No obstante, mientras el virus
se expandía por todo el mundo y añadía más cifras de contagiados, resultaba
difícil seguir los recuentos diarios de estas por su propia naturaleza abrumadora.
Y como casi no abundaban historias personalizadas, conocer a diario el número
de muertos, lejos de asumirlos como evidencia de la fuerza letal de la
enfermedad, creo que terminaba por inmunizarnos contra la empatía. Morían miles
de personas todos los días, pero apenas lo interiorizábamos aunque formaran parte de la
dimensión exacta del impacto del virus.
La trasmisión del COVID-19
seguía imparable, a una velocidad que impedía detenernos a pensar en quienes no
habían logrado superar al virus, esos que también eran padres, hijos, abuelos o parejas de alguien. Todos
quedaban reducidos a un número que apenas nos asombraría, pues era muy
probable que al día siguiente hubiera aumentado desproporcionadamente.
Se podría afirmar que el virus
deshumaniza a la vez que contagia, pues los enfermos solamente alcanzan
notoriedad si sobreviven. Mientras tanto, los muertos siguen añadiéndose a una
masa amorfa, a un ejército de zombis, pues dejan de respirar y –al mismo tiempo- tal parece como si no hubiesen fallecido, pues por ejemplo, a los familiares no se
les permite vivir el duelo de la manera tradicional, lo que le da otra
dimensión muy terrible a estos días de contagio universal.

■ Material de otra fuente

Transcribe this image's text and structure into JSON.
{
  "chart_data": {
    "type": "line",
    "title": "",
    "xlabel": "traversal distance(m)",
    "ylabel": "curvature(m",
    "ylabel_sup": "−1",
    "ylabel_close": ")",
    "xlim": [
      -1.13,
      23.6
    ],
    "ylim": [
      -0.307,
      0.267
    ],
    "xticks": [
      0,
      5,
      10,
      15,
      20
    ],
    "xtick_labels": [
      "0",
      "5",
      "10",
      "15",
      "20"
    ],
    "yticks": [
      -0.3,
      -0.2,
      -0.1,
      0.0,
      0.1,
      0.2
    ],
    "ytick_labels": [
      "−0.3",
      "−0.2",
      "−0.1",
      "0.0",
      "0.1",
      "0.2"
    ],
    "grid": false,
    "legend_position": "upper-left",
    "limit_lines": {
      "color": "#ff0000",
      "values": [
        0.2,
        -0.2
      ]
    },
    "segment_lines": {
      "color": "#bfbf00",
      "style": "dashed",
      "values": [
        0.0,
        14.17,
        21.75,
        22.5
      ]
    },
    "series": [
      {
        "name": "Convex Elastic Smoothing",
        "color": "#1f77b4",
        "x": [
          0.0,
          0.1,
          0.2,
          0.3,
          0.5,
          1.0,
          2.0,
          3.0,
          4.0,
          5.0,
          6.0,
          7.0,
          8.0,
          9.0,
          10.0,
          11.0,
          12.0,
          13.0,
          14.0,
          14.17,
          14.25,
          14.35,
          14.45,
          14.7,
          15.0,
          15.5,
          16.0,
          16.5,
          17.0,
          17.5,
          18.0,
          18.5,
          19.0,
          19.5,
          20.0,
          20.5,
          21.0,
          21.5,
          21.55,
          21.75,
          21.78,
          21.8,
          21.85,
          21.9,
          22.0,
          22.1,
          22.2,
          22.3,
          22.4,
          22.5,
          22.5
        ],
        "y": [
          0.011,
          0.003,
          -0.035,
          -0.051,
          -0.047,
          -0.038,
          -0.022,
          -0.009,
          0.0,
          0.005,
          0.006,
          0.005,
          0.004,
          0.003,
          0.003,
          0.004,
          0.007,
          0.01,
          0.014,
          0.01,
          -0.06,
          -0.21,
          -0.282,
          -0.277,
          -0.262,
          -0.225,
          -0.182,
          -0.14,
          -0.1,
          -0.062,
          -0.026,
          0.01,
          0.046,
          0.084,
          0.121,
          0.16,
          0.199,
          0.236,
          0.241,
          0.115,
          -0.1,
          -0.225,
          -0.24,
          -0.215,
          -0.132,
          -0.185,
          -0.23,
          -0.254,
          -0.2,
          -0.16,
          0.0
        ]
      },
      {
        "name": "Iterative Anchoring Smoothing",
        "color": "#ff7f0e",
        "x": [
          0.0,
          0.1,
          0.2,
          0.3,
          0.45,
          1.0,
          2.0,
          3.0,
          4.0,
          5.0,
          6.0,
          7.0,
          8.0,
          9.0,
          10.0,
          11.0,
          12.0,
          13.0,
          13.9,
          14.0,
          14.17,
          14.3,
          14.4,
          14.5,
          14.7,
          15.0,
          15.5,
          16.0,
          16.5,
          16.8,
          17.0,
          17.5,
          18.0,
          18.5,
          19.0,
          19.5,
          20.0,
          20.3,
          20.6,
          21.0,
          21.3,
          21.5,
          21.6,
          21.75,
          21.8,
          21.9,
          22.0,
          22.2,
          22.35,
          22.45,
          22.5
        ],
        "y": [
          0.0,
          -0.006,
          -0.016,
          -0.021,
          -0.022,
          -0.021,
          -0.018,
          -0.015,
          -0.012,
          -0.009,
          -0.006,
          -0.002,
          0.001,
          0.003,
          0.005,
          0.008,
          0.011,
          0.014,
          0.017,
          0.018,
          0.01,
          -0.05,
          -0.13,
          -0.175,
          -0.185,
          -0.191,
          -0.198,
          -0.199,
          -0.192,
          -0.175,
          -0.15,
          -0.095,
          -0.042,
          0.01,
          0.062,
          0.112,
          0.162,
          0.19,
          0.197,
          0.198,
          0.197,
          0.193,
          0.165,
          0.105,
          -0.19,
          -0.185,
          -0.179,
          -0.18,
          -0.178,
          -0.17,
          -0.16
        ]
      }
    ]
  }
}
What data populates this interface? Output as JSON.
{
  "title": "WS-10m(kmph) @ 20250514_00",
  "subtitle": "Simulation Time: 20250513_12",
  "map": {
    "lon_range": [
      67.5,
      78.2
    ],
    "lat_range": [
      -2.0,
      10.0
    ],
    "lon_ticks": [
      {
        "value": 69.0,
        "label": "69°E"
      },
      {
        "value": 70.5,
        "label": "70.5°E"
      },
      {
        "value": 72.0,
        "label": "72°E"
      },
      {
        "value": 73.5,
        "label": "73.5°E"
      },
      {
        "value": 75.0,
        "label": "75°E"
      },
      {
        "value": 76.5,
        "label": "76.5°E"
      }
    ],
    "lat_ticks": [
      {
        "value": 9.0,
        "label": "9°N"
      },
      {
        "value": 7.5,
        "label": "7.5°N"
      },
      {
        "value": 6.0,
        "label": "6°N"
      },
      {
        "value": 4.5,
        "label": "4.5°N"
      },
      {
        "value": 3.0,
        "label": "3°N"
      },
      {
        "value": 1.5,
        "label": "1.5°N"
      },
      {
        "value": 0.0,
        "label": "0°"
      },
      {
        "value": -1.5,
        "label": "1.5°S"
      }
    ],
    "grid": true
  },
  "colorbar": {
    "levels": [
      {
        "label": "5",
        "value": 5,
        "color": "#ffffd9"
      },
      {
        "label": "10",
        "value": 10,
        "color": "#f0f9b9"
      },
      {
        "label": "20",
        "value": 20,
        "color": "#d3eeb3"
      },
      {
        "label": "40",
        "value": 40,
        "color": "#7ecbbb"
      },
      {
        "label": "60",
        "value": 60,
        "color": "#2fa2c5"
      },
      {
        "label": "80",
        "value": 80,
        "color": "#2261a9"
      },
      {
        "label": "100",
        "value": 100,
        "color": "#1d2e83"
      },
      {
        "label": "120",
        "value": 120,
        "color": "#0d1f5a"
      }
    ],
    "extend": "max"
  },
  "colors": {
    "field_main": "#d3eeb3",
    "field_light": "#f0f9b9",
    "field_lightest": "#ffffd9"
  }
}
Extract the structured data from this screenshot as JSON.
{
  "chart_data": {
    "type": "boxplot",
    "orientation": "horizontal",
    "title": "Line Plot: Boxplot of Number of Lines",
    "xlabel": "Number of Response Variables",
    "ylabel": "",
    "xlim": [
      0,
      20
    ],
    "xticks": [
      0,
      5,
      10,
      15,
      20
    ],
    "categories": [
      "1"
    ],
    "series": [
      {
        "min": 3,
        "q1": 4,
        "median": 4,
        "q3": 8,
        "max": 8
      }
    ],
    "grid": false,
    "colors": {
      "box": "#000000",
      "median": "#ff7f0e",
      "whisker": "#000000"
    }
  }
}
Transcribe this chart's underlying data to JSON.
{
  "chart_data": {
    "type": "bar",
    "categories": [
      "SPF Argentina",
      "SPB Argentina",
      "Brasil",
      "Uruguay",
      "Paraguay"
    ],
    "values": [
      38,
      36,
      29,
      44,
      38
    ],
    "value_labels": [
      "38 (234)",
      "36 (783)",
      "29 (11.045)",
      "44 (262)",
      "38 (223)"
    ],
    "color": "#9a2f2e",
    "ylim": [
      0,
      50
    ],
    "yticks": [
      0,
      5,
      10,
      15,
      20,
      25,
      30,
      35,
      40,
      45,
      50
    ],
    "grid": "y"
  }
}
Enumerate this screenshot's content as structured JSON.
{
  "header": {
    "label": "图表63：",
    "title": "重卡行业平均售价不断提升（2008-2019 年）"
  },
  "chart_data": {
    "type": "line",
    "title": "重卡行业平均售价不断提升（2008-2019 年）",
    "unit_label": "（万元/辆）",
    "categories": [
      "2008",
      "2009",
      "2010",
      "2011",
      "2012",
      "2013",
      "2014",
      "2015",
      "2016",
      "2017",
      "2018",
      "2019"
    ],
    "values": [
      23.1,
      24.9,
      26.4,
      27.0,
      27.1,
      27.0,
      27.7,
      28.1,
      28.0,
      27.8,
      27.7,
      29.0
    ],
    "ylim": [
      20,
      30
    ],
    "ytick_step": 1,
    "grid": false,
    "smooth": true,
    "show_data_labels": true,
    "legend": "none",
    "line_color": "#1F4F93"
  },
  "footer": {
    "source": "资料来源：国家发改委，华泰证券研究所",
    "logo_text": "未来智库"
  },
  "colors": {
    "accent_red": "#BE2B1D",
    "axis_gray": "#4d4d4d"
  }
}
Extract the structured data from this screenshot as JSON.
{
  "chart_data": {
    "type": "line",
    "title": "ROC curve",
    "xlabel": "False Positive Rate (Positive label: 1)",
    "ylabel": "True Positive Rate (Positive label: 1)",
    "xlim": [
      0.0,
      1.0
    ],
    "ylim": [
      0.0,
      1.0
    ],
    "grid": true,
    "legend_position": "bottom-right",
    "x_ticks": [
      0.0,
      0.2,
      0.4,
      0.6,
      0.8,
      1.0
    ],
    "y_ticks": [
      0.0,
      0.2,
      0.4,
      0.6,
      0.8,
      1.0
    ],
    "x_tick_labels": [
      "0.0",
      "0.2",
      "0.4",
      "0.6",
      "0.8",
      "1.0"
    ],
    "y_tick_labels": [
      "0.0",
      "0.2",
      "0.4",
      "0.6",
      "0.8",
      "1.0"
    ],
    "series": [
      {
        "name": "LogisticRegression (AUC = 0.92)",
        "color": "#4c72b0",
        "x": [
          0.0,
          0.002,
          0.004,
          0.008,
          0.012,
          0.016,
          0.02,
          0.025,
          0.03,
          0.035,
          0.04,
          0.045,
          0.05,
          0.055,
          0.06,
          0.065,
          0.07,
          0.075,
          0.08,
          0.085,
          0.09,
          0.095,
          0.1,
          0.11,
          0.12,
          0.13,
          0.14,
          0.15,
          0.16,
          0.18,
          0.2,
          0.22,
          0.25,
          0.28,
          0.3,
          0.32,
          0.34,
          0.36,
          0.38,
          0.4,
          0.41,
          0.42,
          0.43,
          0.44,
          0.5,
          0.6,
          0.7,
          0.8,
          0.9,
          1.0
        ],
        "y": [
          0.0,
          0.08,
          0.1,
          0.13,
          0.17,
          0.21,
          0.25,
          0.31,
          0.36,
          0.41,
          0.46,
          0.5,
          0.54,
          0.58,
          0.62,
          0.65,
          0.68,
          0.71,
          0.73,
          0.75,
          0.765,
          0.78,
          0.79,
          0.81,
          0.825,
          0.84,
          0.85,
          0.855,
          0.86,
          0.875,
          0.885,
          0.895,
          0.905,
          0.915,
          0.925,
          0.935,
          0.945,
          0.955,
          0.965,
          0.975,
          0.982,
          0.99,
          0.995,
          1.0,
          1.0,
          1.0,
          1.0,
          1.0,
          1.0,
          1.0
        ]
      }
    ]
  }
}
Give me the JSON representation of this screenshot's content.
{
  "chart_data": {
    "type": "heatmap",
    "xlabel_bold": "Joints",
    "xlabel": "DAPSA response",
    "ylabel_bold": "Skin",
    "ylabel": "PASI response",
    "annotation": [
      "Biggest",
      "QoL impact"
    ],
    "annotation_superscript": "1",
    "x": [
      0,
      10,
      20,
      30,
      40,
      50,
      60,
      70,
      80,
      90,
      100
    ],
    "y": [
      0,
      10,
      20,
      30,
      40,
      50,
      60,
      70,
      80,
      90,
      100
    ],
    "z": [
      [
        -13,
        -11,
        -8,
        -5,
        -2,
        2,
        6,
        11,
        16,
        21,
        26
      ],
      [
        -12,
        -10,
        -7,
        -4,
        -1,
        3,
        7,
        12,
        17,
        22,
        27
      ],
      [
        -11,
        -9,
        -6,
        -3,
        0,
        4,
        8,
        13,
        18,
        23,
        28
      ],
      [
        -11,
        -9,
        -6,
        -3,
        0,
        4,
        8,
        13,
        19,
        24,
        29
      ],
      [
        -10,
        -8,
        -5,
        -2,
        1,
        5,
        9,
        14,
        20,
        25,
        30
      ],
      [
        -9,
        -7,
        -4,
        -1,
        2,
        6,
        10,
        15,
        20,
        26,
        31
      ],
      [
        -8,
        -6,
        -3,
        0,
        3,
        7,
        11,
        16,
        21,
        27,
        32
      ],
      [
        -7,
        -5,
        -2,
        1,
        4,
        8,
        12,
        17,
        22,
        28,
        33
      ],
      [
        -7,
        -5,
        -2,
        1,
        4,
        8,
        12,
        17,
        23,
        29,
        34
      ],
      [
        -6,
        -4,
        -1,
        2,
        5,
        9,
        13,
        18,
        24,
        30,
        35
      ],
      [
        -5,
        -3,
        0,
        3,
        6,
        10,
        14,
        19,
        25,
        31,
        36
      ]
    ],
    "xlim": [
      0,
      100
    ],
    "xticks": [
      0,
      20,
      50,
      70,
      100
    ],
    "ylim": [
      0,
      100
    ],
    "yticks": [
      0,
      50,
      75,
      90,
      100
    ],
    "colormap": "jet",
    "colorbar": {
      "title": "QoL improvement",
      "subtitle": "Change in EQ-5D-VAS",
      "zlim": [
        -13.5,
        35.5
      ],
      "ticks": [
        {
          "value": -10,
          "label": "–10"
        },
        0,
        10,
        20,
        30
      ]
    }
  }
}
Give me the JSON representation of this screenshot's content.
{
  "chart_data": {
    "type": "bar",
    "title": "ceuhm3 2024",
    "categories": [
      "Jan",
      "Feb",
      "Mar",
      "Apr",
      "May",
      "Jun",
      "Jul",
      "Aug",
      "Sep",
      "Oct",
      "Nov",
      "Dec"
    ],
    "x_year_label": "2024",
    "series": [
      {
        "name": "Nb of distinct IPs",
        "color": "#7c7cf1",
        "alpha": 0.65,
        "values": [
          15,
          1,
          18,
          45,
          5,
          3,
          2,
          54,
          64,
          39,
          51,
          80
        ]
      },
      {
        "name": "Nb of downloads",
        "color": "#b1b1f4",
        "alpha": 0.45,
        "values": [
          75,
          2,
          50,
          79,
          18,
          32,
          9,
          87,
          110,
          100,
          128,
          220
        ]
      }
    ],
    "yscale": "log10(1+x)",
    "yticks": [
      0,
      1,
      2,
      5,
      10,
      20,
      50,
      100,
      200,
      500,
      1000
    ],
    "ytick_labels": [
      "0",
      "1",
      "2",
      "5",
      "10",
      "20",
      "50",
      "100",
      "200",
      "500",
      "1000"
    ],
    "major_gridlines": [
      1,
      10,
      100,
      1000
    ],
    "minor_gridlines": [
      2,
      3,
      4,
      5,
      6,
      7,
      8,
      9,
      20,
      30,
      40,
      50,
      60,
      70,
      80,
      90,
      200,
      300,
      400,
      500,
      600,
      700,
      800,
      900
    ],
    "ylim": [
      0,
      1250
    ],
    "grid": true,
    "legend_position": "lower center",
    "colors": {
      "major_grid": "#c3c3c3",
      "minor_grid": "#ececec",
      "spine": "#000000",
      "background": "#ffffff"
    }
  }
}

Sin duda, echamos en falta
muchas historias personales del COVID-19, precisamente debido a la presencia
del virus, pues las restricciones y los confinamientos no han ayudado mucho a
los periodistas que debían y querrían reportar la impronta del virus más allá
de las cifras de contagiados y muertos. Muchos comunicadores han tenido que
hacer su trabajo desde casa, como casi todos los demás mortales; y por cumplir con las medidas
dispuestas por las autoridades de cada país, se han visto obligados a
desestimar la posibilidad de moverse hacia los sitios en los que la enfermedad
se ha cobrado más vidas como centros de salud, hospitales y residencias para ancianos.
Sin embargo, las redes sociales
han ayudado un poco a devolverle la identidad a quienes no superaron al Coronavirus.
Me consta que el Twitter cada día aparecen tweets o hilos que relatan al menos
sucintamente, la existencia anterior de los fallecidos, su paso por este mundo
que el 2020 detuvo por medio de una enfermedad antes desconocida. A los
familiares y amigos les será difícil sobrellevar las ausencias, como es lógico,
a pesar de los homenajes en la red, esos en los que la
promesa del recuerdo eterno parece ser la opción más socorrida.
Y creo que los números, las
cifras totales de contagios y muertes siguen sobrepasando a las de quienes han
sido sacados del anonimato. Mientras escribo, se ha reportado que los contagios
por causa del COVID-19 ya suman más de 10 millones de personas. La cantidad por
sí sola debiera asustarnos si pensamos en el alcance de la pandemia. Sólo poco más
de 80 países de los más de 200 que están reconocidos en nuestro planeta,
cuentan con más habitantes que el total de infectados con el Coronavirus.
Mientras tanto, los políticos
–sobre todo los que alardeaban de poder contener cualquier crisis, excepto una
de este tipo que los ha dejado bastante mal parados, apenas prestan atención a
los números de los que fallecen. Así resumen su estrategia para no cargar con
la culpa, pues mientras más impersonal sea el conteo, más fácil será
convencer a quienes votan de que ante una calamidad insospechada como la que ha
producido el Coronavirus, ellos han actuado “bien”.